The lesson for us has been to tighten our research more during tough periods where liquidity can become an issue in the midst of huge outflows. That’s the big takeaway for us.

Has your research evolved as a result?
Research is always evolving. We’re always trying to make it better. But I wouldn’t say it has radically changed. Our ratings have been quite successful in predicting performance. We are always tinkering on the margins. But no need to rotate or change course.Can we solely rely on ratings? What about the sudden time bombs, shocks?
Investors should always use ratings as part of an overall evaluation. Start with understanding your own risk profile, why you wish to invest in a particular category or scheme, then look at things like ratings, dig into the fund portfolio and read the research that Morningstar puts out.

Ratings give you a quick snapshot, but you need to go deeper. Ratings are a great entry point to sort and think about things. Then you’ve got to go deeper.

Do you think ratings can replace investment advisors?
No. Advisors play an important part. They help fill out all the other pieces. Advisors can add a lot of value.Multi-asset funds are suddenly becoming popular in India. These funds invest across equity, fixed income and even gold. Do you recommend asset allocation through these funds or is it better to separately invest in different schemes and manage asset allocation ourselves?
Multi-asset funds in India have not caught on the way that they’ve caught on elsewhere in the world.
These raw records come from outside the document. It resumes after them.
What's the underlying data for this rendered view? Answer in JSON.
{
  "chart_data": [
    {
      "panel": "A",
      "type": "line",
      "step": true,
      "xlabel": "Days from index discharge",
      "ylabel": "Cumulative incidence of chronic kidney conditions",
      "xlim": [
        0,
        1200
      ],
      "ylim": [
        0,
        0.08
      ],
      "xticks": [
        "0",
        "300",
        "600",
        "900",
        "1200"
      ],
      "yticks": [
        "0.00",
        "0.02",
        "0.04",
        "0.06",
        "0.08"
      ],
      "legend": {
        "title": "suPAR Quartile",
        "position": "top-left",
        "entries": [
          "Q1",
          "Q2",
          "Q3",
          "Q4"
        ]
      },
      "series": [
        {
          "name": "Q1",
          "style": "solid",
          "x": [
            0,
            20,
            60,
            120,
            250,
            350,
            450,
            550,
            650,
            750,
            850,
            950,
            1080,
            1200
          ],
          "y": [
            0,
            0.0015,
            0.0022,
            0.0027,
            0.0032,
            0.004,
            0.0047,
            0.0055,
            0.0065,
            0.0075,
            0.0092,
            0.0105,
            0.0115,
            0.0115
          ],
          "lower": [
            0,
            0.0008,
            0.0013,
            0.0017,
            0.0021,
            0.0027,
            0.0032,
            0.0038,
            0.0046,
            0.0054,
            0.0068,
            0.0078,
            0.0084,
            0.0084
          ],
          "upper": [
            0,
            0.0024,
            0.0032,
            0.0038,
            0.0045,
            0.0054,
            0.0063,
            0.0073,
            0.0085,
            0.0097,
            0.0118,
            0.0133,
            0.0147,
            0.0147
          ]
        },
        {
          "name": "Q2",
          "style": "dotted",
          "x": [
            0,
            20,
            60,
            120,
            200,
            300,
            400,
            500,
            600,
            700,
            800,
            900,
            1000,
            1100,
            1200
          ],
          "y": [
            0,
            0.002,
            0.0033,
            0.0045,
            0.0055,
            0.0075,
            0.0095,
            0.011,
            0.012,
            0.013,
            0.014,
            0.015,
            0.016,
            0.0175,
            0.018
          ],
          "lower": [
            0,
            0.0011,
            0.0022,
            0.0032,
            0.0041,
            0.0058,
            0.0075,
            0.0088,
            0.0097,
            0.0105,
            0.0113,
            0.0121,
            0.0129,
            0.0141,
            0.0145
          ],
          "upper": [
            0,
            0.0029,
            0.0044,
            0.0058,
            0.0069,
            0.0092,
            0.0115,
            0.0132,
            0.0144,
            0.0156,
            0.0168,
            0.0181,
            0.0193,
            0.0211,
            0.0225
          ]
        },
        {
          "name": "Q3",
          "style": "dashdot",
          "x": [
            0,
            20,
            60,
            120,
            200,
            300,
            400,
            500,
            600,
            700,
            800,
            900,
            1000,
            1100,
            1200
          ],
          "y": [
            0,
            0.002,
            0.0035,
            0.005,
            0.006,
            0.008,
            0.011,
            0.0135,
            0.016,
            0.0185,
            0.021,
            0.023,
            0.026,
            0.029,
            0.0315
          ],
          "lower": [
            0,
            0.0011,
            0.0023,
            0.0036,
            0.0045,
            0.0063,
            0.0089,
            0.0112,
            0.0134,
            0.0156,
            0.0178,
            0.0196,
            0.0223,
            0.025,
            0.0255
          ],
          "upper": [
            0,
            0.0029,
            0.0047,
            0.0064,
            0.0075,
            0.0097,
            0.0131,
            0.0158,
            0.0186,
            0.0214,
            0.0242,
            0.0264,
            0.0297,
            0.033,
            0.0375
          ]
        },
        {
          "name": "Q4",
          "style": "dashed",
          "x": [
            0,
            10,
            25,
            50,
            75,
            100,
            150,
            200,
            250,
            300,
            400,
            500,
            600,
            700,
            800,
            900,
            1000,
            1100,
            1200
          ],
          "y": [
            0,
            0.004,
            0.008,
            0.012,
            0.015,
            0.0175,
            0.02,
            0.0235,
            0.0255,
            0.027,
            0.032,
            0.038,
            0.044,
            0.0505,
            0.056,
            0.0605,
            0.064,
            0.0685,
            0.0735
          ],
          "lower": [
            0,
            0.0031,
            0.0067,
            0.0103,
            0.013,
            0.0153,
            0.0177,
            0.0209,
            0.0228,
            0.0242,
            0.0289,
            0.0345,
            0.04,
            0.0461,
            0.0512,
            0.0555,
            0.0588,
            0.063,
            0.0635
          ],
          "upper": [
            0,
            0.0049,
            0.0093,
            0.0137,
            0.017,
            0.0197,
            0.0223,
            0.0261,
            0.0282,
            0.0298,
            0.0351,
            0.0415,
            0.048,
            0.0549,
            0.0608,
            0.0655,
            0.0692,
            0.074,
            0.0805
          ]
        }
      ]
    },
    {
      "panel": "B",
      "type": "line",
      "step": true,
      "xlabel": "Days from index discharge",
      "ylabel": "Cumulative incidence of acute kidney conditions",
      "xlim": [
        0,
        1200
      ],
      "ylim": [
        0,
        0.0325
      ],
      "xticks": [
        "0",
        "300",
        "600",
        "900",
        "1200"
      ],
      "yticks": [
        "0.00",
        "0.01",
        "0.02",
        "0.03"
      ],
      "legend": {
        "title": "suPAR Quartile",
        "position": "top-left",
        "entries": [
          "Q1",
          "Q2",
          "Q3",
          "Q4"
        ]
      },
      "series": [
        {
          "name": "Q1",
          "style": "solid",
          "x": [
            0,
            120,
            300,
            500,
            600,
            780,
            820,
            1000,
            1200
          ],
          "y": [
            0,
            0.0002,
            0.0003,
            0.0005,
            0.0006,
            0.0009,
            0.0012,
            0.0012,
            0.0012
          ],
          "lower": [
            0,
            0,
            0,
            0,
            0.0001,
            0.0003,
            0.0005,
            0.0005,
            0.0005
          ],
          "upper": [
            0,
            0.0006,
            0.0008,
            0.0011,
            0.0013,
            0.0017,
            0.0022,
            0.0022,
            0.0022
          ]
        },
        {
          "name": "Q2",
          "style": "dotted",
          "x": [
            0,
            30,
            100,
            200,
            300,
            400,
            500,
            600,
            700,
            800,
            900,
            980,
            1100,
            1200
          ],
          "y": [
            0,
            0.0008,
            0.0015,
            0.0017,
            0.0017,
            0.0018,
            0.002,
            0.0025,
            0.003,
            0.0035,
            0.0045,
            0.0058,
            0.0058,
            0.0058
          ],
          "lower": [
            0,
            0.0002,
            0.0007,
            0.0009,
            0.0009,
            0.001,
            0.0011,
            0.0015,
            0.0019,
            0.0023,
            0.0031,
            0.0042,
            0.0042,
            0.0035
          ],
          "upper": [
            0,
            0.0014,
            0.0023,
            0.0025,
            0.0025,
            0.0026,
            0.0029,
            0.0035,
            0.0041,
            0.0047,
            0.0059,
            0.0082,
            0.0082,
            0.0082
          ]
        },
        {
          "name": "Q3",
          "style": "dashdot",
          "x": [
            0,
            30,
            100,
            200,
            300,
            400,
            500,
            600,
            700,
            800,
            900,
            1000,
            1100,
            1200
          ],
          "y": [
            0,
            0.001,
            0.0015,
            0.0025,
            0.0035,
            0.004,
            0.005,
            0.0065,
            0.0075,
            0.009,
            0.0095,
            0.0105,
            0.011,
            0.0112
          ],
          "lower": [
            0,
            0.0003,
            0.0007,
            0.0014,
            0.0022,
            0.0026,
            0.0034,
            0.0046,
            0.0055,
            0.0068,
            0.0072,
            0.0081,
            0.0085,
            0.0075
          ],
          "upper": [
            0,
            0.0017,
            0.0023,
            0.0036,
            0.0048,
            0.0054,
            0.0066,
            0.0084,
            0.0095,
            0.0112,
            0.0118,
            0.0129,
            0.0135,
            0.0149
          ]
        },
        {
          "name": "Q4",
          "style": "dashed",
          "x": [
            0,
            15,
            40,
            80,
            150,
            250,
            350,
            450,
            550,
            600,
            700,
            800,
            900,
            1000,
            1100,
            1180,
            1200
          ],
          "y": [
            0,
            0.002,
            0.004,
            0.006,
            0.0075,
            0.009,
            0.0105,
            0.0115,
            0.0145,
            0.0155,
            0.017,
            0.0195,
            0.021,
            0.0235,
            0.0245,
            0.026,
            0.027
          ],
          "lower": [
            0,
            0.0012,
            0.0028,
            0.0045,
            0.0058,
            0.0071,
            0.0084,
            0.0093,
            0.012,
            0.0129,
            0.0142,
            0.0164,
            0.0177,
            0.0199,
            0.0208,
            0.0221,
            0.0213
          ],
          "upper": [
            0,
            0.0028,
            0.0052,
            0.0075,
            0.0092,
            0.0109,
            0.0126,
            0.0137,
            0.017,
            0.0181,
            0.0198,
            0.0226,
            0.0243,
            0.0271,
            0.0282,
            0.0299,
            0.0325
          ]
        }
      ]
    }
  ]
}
I think there’s still a culture here of people wanting to trade, wanting to move in and out of things.

The wonderful thing about multi-asset funds is you set it and you forget it. Outside India, multi-asset funds are popular as retirement plans. So, if you wish to retire in, say, 2050, you can put your money in a target date 2050 fund. Just contribute your money to it every month; the fund manages your asset allocation. And it will be mindful about how your allocation should move as you near retirement. I think those are great investments, they tend to be pretty cheap.

And I think for those who don’t want to spend their days and nights monitoring the markets, it’s a really good way to invest.

My take is this: if you like to trade, put 5 percent of your portfolio and do crazy things in there. That’s fine. But invest the rest sensibly. And the great thing about allocation funds is you can set it, forget it with the bulk of your assets. I think you’re better off in the long run by keeping things simple.

Do you invest in India? How much percentage of your investments have you allocated to India?I own an ETF focused on India. It is a small part of my overall portfolio. I also own emerging market and global funds that can and do invest in India.